Chapter Thirty-Eight
I shiver on Idlewood’s back porch, wrapped in a blanket, somehow having managed to change out of my wet clothing. I stare into the night, feeling nothing but remorse for the final, angry words Reid and I hurled at each other the last time we spoke. The last time we’ll ever speak.
An hour has passed, maybe two, since I found my brother’s body, since Seton threw herself into the lake and surfaced beside me while a second cruiser skidded to a stop in the parking area.
“Oh God,” Seton cried out when she saw Reid. “In the water!” she shouted toward shore. “Call an ambulance. Now!”
I struggled to stay afloat as I cradled Reid in my arms. “We fought,” I said, the words forming on their own. “I was so angry.”
Seton grabbed my face and forced me to look her in the eyes. “Shut up,” she said. “I’m a cop. Not another word.”

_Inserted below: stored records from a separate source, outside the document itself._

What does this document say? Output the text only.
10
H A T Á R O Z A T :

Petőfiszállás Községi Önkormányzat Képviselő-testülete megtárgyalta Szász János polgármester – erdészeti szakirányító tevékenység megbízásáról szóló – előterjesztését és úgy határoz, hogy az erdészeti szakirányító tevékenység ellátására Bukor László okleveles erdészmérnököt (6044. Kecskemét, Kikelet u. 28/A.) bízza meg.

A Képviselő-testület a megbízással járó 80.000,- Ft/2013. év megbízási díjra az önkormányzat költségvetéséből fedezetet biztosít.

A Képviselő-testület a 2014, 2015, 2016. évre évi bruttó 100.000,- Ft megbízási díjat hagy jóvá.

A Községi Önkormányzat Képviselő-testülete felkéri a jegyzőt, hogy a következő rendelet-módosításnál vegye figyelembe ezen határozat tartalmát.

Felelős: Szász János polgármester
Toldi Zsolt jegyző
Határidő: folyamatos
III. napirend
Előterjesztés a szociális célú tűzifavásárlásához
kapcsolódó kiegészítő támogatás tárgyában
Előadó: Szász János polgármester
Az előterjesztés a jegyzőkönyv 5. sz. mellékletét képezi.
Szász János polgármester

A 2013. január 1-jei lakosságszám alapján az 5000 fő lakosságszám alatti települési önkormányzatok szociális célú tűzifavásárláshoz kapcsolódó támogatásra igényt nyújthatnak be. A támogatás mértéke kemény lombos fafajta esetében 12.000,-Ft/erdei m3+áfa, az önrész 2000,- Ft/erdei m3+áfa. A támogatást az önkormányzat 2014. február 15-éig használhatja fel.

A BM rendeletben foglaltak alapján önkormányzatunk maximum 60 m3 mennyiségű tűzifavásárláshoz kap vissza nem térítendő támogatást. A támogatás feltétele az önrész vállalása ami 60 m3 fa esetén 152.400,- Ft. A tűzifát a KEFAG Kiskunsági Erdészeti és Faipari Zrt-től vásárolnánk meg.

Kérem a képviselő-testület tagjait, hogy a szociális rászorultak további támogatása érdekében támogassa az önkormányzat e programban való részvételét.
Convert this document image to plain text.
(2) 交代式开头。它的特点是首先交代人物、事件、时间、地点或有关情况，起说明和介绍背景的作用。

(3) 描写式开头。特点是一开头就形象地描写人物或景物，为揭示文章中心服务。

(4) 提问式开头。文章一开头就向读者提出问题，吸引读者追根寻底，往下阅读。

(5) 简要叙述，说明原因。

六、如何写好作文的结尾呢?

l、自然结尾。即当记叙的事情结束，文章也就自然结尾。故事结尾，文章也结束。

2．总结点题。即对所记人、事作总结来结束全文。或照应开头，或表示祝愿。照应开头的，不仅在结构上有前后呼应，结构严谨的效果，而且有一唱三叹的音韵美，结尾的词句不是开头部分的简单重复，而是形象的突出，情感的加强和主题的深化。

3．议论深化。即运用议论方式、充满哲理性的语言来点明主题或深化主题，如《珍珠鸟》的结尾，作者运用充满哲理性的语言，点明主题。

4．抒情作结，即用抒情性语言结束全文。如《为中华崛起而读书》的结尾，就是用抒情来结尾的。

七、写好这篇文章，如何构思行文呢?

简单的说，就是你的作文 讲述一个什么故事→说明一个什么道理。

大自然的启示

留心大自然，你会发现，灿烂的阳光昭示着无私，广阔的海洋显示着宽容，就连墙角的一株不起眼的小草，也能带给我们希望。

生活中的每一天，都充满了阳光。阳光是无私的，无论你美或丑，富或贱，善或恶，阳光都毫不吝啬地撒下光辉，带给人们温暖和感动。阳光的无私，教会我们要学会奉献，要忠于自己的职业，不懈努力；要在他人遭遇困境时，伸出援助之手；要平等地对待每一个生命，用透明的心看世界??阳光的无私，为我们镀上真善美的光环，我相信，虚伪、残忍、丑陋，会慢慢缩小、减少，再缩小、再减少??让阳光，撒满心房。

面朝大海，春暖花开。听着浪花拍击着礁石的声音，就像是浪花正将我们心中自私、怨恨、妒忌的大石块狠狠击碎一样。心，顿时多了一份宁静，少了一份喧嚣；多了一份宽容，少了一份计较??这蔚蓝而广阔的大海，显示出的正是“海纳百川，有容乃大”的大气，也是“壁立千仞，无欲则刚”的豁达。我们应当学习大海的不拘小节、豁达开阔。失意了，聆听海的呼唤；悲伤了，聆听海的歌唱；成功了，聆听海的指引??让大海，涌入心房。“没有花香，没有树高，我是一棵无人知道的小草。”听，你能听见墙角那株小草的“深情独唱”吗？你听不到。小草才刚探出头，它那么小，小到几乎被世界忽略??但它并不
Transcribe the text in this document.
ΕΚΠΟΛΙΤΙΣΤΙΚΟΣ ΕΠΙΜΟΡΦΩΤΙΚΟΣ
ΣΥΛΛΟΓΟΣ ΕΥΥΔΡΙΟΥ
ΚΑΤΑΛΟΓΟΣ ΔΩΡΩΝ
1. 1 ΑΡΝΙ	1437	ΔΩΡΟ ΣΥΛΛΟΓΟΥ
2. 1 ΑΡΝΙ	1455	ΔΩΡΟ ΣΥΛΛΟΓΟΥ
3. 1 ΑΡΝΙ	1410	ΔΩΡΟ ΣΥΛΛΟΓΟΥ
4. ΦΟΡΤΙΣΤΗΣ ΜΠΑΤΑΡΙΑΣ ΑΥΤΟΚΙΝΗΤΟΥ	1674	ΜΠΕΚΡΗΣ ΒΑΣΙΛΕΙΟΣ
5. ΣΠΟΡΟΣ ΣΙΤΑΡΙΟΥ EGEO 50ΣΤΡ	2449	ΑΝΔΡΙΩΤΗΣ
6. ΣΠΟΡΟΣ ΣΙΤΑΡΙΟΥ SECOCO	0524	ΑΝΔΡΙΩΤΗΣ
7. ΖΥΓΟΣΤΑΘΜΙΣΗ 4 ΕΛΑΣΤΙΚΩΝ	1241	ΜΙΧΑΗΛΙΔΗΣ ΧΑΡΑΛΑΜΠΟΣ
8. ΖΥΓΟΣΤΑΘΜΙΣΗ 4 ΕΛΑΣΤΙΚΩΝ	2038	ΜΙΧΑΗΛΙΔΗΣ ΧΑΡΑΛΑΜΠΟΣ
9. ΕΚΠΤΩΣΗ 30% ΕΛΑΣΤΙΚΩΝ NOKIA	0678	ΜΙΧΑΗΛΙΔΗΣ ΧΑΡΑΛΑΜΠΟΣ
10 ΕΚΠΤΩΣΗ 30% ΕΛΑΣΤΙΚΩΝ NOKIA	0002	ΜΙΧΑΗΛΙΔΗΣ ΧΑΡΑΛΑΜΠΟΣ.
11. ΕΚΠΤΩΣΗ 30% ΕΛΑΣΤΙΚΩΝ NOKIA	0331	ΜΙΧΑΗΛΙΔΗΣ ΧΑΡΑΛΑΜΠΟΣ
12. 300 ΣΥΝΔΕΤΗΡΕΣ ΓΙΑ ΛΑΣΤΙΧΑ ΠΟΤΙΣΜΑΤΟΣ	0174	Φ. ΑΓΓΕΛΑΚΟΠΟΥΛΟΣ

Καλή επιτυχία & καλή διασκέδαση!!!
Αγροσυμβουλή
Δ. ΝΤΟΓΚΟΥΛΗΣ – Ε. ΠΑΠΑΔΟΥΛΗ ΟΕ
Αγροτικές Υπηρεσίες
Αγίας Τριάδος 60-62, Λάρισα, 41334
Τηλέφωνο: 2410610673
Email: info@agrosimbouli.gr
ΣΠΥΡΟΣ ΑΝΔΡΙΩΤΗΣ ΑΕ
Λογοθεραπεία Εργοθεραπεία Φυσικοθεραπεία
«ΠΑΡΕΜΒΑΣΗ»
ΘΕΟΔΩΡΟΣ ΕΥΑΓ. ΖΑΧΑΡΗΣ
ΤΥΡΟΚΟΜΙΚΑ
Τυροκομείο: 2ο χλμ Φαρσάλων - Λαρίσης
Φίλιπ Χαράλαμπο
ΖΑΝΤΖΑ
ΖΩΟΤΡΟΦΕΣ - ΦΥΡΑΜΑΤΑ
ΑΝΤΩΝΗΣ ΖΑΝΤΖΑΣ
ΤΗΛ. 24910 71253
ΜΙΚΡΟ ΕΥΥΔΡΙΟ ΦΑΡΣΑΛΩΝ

Now I can’t get images out of my mind, of Reid’s lifeless eyes, of struggling with Seton to drag his body through the water to the shore.
There, Seton and the deputy, Maggie, began administering CPR, though I knew it was futile.
Hadley arrived soon after, drawn by the police cruisers speeding past the bungalow.
She took over compressions while I watched, my body drained of emotion.
When Gilcrest arrived on the scene, he stood over Reid, his face ashen.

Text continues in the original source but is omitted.